In the mid 20th-century, Alvin Lustig designed only twelve letters “Euclid: A New Type”, based on Euclid’s writings. In 2010, designer Craig Welsh contacted Elaine Lustig Cohen – Lustig’s collaborator and widow – to complete Euclid. In 2016, a Kickstarter campaign saw this project through to a modern and complete typeface named Lustig Elements. Using a rigid grid, quarter circles were used to express curves and diagonal elements. The result is an elegant and cohesive typeface that is perfect to replicate in a quilt.

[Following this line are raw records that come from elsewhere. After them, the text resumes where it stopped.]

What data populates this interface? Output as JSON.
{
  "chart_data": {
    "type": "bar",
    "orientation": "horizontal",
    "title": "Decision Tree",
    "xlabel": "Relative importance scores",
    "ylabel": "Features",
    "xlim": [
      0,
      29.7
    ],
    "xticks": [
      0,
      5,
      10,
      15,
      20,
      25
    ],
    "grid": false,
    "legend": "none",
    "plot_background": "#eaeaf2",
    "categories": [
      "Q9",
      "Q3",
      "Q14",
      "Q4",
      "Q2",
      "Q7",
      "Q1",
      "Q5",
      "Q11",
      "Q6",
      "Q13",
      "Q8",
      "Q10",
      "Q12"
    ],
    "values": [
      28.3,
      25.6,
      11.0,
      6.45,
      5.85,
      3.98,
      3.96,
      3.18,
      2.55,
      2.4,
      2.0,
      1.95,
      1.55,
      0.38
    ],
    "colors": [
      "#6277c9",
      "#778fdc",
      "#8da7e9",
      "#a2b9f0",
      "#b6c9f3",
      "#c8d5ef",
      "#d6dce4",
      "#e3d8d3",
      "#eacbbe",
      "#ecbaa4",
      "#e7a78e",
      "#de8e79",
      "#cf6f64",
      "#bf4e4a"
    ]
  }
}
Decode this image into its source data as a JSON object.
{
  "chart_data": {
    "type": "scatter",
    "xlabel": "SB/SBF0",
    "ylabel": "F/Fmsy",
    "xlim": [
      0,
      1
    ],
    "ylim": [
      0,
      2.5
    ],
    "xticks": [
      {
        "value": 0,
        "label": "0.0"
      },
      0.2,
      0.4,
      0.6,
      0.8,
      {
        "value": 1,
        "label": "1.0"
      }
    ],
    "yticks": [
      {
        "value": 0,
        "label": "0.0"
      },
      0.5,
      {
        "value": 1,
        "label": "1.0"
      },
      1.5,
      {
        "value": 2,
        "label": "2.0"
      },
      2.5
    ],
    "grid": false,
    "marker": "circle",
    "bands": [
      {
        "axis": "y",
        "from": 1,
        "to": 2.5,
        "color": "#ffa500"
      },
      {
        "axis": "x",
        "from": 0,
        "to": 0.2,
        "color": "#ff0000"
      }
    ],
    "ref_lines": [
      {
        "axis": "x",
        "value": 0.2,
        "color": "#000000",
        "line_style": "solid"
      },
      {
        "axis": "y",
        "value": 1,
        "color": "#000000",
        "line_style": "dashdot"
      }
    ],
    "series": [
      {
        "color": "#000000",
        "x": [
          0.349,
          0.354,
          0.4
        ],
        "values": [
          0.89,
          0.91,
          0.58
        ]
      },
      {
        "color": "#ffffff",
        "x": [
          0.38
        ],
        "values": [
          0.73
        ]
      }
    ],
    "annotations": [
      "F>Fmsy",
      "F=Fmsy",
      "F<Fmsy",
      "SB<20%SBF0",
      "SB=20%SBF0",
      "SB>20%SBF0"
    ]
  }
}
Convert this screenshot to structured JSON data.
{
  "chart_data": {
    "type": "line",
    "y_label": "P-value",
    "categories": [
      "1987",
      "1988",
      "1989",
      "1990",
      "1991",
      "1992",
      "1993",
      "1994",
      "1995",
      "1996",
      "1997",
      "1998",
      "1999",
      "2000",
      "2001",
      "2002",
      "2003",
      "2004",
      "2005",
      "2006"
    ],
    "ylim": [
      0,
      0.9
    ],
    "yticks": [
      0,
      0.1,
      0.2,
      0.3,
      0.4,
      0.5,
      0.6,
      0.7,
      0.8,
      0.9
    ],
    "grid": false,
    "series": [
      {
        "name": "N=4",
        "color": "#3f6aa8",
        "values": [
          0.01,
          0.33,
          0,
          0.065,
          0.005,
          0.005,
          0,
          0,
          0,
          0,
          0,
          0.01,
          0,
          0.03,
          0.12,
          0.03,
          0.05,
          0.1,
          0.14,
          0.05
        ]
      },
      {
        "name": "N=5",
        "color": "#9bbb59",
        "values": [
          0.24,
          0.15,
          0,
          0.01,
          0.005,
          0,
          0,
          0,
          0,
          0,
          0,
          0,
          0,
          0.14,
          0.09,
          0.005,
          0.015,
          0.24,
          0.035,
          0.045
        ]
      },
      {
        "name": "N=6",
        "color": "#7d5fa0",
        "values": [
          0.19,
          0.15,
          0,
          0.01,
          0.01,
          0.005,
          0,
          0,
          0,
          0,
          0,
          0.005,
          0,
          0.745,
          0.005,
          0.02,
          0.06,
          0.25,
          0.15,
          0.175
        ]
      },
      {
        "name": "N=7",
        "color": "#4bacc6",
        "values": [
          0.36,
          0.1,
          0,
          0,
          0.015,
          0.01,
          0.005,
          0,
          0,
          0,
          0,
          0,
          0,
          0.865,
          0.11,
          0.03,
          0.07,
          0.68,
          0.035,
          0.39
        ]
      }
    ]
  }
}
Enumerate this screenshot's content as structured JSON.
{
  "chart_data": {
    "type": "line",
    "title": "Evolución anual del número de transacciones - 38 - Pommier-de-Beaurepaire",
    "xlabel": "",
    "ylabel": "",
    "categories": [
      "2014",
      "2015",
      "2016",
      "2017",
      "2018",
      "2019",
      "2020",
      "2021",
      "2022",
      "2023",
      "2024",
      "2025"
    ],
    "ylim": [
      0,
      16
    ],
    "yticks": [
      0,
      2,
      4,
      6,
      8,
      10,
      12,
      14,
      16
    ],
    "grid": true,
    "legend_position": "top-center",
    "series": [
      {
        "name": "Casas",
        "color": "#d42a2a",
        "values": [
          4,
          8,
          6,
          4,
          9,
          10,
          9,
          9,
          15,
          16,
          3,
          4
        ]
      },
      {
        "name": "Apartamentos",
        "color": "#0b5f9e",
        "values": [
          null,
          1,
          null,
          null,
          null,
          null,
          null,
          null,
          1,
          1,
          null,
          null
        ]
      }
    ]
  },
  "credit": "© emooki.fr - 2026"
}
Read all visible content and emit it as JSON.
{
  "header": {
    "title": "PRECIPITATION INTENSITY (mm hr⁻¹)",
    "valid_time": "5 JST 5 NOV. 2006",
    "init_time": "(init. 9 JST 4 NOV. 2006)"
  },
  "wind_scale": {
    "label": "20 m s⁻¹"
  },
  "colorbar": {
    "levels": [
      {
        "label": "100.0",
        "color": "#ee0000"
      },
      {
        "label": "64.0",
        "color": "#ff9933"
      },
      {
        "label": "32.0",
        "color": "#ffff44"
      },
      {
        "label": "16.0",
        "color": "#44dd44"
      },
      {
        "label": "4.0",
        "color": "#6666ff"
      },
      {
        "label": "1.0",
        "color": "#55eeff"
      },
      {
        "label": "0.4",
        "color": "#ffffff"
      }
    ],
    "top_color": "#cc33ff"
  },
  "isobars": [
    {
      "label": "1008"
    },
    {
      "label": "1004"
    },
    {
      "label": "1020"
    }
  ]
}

Deconstructing the original letterforms, from design intern Nicholas Stover

The 2017 Maritime Modern Quilt Guild Executive Challenge was “Word Play: Quilts with Text.” My personal challenge with Lustig Elements was to learn how to piece curves. At her “Speed Dating with Improv” workshop, Krista Henneberry of Poppyprint taught us how to do this by floating the pie piece on top while gently coercing the “L” piece into a straight line underneath. It worked pretty decently and I am happy to report that I will not shy away from quarter circles any longer.

At Patch a few months ago, this orange grid linen/cotton blend from Carolyn Friendlander’s Euclid collection was in the sale section and it had to be the background of these letters. I was simply going to use white for the letterforms, but when her Friedlander collection launched a couple months later, I found that the pattern subtly reappeared at the exact same scale and colour in one of the prints.

I took my time piecing this together and like how it turned out at that point. I grouped three letter together for no real reason other that I liked they way the looked. I decided it was a diptych and that made me retro-justify my decision.

  

Then it came time to quilt it. With a Euclidean geometry diagram, I started on my old Kenmore machine – the one I have used for about a decade. I keep this machine at Pier 21 for my residency there. I came home to finish it on my new Juki T2010-Q and the letters on “LID” got very wonky. The binding made everything worse. Although I love my new machine, I have a lot to figure out still…

Lustig Elements and Carolyn Friedlander: A match made in heaven.